10 août 2020 – Trajet retour Groix-La Rochelle

2h45. La lune a disparu. La lune « gibbeuse décroissante » – c’est fou ce que l’on finit par apprendre en observant le ciel pendant ses quarts de nuit. Les moutons gris des nuages qui colonisent le ciel depuis une heure viennent de la happer. Plus de reflet d’argent dans la mer. Plus d’étoiles non plus, d’ailleurs. Plus rien.

Devant la proue de Jade, un point jaune fixe nous intrigue depuis un moment. La carte n’indique rien : pas de phare à cet endroit – on serait mal barrés ; pas de bouée lumineuse. Ça ne clignote pas, ça brille. Et drôlement fort.

3h30. Le point jaune est un bateau de pêche à gyrophare. Le petit chalutier fait des aller-retours au-dessus d’un récif, semble-t-il. Pendant une demi-heure, nous jouons au chat et à la souris : chaque fois qu’il vire de bord, nous modifions notre trajectoire afin de l’éviter au plus large. Mais il revient en arrière. Toujours. Demi-tour sur demi-tour. Alors que nous négocions de le dépasser enfin, il virevolte une dernière fois, à 100 mètres du nez de Jade. Sortie de la nuit, la vieille coque verte nous fonce dessus.

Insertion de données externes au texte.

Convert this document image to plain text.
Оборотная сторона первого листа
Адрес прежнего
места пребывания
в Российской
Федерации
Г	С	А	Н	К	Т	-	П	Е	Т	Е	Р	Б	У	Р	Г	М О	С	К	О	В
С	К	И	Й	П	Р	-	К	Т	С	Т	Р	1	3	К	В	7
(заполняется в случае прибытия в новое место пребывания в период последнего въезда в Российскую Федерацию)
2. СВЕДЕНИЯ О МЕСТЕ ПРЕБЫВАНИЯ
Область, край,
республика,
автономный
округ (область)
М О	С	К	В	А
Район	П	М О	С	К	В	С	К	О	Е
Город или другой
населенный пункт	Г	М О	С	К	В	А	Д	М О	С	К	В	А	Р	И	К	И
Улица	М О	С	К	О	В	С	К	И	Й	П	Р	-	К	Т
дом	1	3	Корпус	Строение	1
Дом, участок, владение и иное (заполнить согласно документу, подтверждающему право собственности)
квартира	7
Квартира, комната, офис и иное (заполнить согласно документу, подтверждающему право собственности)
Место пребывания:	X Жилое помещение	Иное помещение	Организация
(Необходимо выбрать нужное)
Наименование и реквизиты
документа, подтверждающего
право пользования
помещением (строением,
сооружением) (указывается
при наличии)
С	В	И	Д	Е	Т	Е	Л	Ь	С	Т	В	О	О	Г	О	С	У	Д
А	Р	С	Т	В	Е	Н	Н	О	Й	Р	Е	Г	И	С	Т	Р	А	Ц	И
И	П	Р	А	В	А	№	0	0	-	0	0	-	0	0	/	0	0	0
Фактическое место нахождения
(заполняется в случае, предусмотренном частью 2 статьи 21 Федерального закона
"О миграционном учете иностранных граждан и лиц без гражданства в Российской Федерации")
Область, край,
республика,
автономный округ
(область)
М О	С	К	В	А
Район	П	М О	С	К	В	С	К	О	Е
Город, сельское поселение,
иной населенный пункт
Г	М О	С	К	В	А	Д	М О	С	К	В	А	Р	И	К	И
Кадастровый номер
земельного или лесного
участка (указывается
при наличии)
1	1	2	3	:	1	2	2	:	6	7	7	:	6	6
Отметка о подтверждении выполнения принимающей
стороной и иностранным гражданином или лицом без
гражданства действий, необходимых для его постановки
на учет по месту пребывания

Marche arrière d’urgence. Le chalutier avance toujours vers nous. Cinq secondes, dix secondes…. Virage serré sur son bâbord. Le chalutier nous évite à quinze mètre à peine. Nous n’avons que le temps d’imaginer les regards éberlués des pêcheurs qui devaient s’attendre à tout sauf à se retrouver nez-à-nez avec un voilier tout rouge, ici, en pleine nuit. Comment deux bateaux tous seuls peuvent-ils manquer se rentrer dedans sur l’immensité de la mer ?

5h. Sur tribord, les grands zigzags orange des éclairs strient la nuit. Depuis le gros nuage noir d’où ils naissent jusqu’au trait noir de la mer où ils meurent, ils déploient leur puissance un à un,  à intervalles irréguliers, pour l’instant en silence. A chaque éclair, je cherche déjà des yeux le suivant. Au loin, le fracas du tonnerre commence à poindre… C’est beau, un orage en mer.

6h. C’est le déluge.

 

… d’autres aventures bretonnes en vidéo!

 

4 Comments

  1. Bravo Estelle,
    Superbe petit film de decouverte de la Bretagne.
    Nous aurions presque pu s’y croiser!
    Cela donne carrement envie de lever l’ancre…

  2. On vous suit sur Youtube depuis un bon moment, vous faites partie des histoires qui nous inspirent… Merci pour ce gentil commentaire!